Looking at Amazon Turk, and how they crowdsource labeling for their datasets, we wanted to aim at a similar crowdsourcing model for reinforcement learning where imitation learning could be outsourced to the public and users could be rewarded with micropayments each time they successfully improved an existing model. This could very well turn into an App Crowd play system similar to Twitch live gaming. For example, if we were using autonomous self-driving car simulations, we could run an autonomous race league where 1000's of users would participate and turn the this into a "Gamified micropayments for model reinforcement".
What it does
CrowdLearning is an application that outsources imitation learning using dagger to the public wherein a user can help training a model and earn micropayments through Hedera each time they help improve the existing model. To demo our project, we will be using an autonomous self-driving car simulation which is currently not 100% accurate. As users helps improve the model's accuracy in a game simulation, they earn hbar credits each time the model is improved. Conversely, if they make suggestions that potentially make the model worse than it currently is, they would be paying hbars using hedera instead.
How we built it
For the micro-payments, we used Hedera's golang sdk and turned it into a micro-service that is first dockerized into a container and then hosted on a kubernetes cluster to handle load balancing.

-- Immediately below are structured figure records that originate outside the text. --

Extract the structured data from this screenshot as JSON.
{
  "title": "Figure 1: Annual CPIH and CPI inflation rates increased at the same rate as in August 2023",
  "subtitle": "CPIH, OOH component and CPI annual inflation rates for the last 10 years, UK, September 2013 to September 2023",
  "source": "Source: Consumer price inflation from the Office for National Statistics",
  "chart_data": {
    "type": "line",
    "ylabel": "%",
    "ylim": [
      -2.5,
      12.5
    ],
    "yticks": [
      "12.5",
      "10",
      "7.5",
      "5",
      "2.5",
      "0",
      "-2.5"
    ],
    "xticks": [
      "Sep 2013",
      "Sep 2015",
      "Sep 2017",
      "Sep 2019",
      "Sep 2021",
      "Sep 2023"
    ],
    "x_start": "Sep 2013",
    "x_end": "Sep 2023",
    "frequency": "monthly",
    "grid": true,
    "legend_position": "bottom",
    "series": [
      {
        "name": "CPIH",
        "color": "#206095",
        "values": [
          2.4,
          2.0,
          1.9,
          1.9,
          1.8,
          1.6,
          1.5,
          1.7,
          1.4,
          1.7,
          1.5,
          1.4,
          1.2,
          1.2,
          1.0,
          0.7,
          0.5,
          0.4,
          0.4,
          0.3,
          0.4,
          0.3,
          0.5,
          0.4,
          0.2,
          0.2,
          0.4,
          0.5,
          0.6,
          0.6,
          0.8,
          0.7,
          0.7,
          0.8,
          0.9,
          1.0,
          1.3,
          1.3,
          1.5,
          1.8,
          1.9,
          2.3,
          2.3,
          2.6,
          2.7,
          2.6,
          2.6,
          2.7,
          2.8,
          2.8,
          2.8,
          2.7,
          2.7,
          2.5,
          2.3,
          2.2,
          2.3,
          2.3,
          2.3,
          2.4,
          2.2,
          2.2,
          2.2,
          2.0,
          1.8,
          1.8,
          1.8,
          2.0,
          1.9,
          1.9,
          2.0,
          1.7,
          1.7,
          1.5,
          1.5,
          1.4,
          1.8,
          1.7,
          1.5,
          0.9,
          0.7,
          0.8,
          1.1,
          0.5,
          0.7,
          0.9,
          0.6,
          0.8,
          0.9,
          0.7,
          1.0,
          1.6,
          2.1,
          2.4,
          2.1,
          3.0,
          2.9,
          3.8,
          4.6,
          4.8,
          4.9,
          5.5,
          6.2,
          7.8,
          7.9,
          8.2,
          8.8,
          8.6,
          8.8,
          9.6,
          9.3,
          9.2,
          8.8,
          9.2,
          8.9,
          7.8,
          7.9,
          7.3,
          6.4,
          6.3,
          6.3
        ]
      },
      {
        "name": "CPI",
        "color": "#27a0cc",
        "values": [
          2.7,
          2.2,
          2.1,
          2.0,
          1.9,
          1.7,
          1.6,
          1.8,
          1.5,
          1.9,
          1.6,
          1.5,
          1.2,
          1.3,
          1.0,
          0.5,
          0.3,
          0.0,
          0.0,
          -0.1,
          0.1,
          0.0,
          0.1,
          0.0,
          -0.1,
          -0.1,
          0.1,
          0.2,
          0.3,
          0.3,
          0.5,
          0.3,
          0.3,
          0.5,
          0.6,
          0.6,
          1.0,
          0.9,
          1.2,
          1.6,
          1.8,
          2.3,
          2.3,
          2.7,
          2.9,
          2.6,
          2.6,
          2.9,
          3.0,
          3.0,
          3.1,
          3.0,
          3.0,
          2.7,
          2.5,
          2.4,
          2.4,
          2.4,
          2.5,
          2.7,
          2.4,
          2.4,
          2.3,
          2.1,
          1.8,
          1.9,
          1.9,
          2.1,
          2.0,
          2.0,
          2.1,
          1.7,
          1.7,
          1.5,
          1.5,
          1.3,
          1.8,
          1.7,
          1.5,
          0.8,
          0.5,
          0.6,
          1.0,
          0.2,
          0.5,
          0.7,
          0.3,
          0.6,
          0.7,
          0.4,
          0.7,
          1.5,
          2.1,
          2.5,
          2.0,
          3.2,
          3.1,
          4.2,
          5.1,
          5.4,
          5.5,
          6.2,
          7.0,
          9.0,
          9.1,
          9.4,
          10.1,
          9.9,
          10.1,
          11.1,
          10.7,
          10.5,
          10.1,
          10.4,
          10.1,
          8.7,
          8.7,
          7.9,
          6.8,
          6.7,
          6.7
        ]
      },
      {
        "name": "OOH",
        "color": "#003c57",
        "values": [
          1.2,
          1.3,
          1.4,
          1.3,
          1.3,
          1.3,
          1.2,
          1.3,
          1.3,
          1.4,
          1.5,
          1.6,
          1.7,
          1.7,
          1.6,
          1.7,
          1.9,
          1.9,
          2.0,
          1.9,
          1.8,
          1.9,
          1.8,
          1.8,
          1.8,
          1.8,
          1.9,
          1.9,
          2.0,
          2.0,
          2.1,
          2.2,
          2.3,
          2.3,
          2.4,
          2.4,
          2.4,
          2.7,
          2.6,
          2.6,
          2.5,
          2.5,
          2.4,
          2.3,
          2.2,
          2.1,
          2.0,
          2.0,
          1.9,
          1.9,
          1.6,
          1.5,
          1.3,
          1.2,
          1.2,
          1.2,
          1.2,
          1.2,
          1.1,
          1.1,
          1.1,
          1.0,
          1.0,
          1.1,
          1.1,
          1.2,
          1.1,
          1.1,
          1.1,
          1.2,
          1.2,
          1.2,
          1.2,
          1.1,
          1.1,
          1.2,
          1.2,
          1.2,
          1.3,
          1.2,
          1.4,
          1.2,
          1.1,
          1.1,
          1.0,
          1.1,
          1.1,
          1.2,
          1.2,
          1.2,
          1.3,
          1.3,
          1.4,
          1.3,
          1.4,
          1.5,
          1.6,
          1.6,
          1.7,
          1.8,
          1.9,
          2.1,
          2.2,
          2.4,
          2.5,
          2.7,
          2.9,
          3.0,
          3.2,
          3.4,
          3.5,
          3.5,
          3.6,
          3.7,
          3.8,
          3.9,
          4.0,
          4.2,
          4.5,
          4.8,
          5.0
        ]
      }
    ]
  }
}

For the imitation learning, the initial autonomous self-driving car model is not fully trained. This simulation is then deployed on a unity frontend as a driving simulation game where the user can correct the autonomous simulation and help improve its accuracy. We use tensorflow to test the users input against the model (almost in real time) to check if it has improved the model or not and accordingly instantly issue a micropayment to the user's account.
Challenges we ran into
- Updating unity simulator to incorporate the reward check
- Figuring out a real-time check for model improvement
- Understanding the physics of steering
- Learning golang on the fly to convert and use Hedera's sdk
Accomplishments that we're proud of
- Overcoming each of the challenges listed above
- Dockerizing and turning Hedera into a micro-service which can be used by any third party.
What we learned
- Basics of Unity
- Redbull gives you wings
What's next for CrowdLearning
Turn this into a full-fledged online app crowd play where 1000+ users would join in to play the simulation and help model reinforcement.